Thanks for the reply Josh.
The files are large images more than 3000x3000 pixels in formats, like jpeg, ND2 and BigdataViwer that were imported into OMERO, but OMERO didn’t generate those pyramidal images. Users can’t see or view the images and I guess they will not be able to access by API either. Hence the need to convert them to OME-TIFF and re-importing them.
I think I am going to remove the original images (can’t be rendered nor access) from OMERO (they were ln_s anyway) and then re-import them in OME-TIFF (without ln_s) and change the OriginalFilePath of the OME-TIFF to point to the original formatted files.
The use case for this is that there are demands from Machine Learning team(s) to access the raw propreitary image files.

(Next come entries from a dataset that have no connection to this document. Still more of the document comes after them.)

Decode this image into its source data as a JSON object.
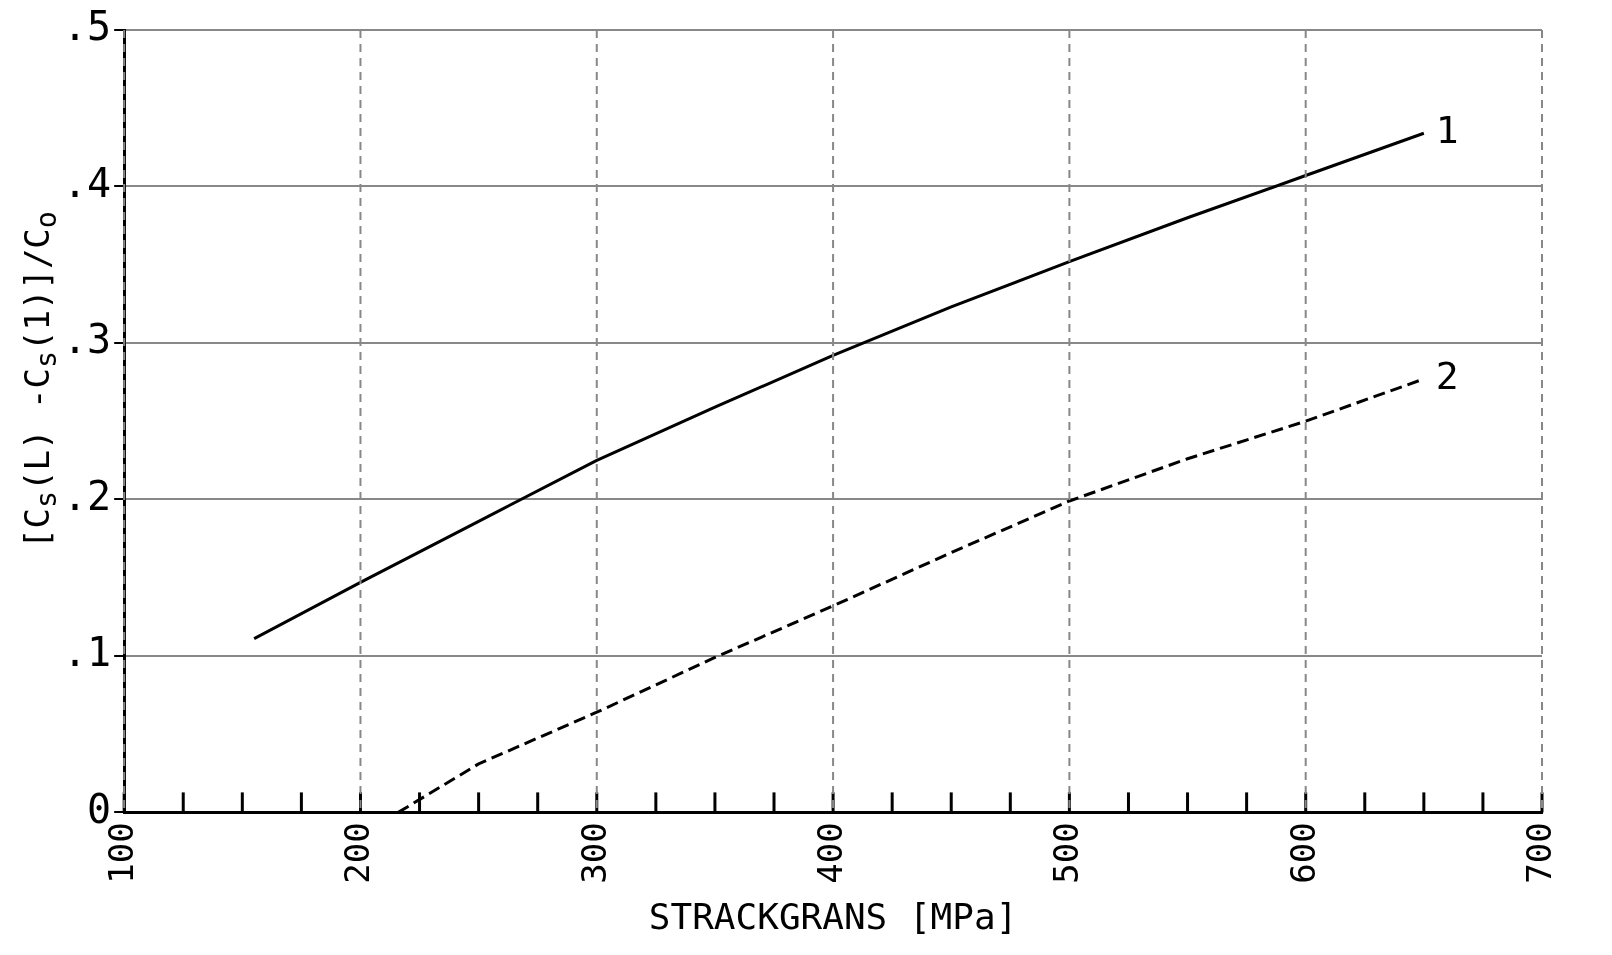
{
  "chart_data": {
    "type": "line",
    "xlabel": "STRACKGRANS [MPa]",
    "ylabel": "[C$_{s}$(L) -C$_{s}$(1)]/C$_{o}$",
    "series": [
      {
        "color": "#000000",
        "line_style": "solid",
        "x": [
          155,
          200,
          250,
          300,
          350,
          400,
          450,
          500,
          550,
          600,
          650
        ],
        "values": [
          0.111,
          0.147,
          0.186,
          0.225,
          0.259,
          0.292,
          0.323,
          0.352,
          0.38,
          0.407,
          0.434
        ]
      },
      {
        "color": "#000000",
        "line_style": "dashed",
        "x": [
          216,
          250,
          300,
          350,
          400,
          450,
          500,
          550,
          600,
          650
        ],
        "values": [
          0,
          0.031,
          0.064,
          0.099,
          0.132,
          0.166,
          0.199,
          0.226,
          0.25,
          0.277
        ]
      }
    ],
    "annotations": [
      {
        "text": "1",
        "x": 650,
        "y": 0.434
      },
      {
        "text": "2",
        "x": 650,
        "y": 0.277
      }
    ],
    "xlim": [
      100,
      700
    ],
    "xticks": [
      100,
      200,
      300,
      400,
      500,
      600,
      700
    ],
    "ylim": [
      0,
      0.5
    ],
    "yticks": [
      {
        "value": 0,
        "label": "0"
      },
      {
        "value": 0.1,
        "label": ".1"
      },
      {
        "value": 0.2,
        "label": ".2"
      },
      {
        "value": 0.3,
        "label": ".3"
      },
      {
        "value": 0.4,
        "label": ".4"
      },
      {
        "value": 0.5,
        "label": ".5"
      }
    ],
    "grid": true,
    "legend": false,
    "marker": "none"
  }
}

Thanks, I shall play around with it later and will report this back if there is something worth posting.
Interesting. Which field would you change? The other alternative is of course an annotation.
My naive thinking is to update OrginalFile.name and OriginalFile.path.
In a way the OME-TIFF formatted file is internalised … I think…
Maybe you are right that annotation is a safer option. As the above manipulation may be confusing for other system-admin to follow up in the future.
No. Those fields are used to look up the file in the managed repository. Changing those would make the data unparseable.
clientPath is an option. It will change what shows up with the little
/../.. symbol in the UI but there may not be a one-to-one mapping between how many files are in the OME-TIFF and how many are in the source dataset.
Many thanks for the advice.
I shall do an annotation instead then. To be on the safe side.
My naive thinking was that the OriginalFile.name and .path are for reference on the UI only and in my Use Case to give other teams direct access to the original files. I thought importing the OME-TIFF wihtout in-place import, it will just use the files in the ManagedRepository. Sounds like there are more to this than meets the eye. I shall play around with Filesetentry.clientPath and see what it looks like in my dev server.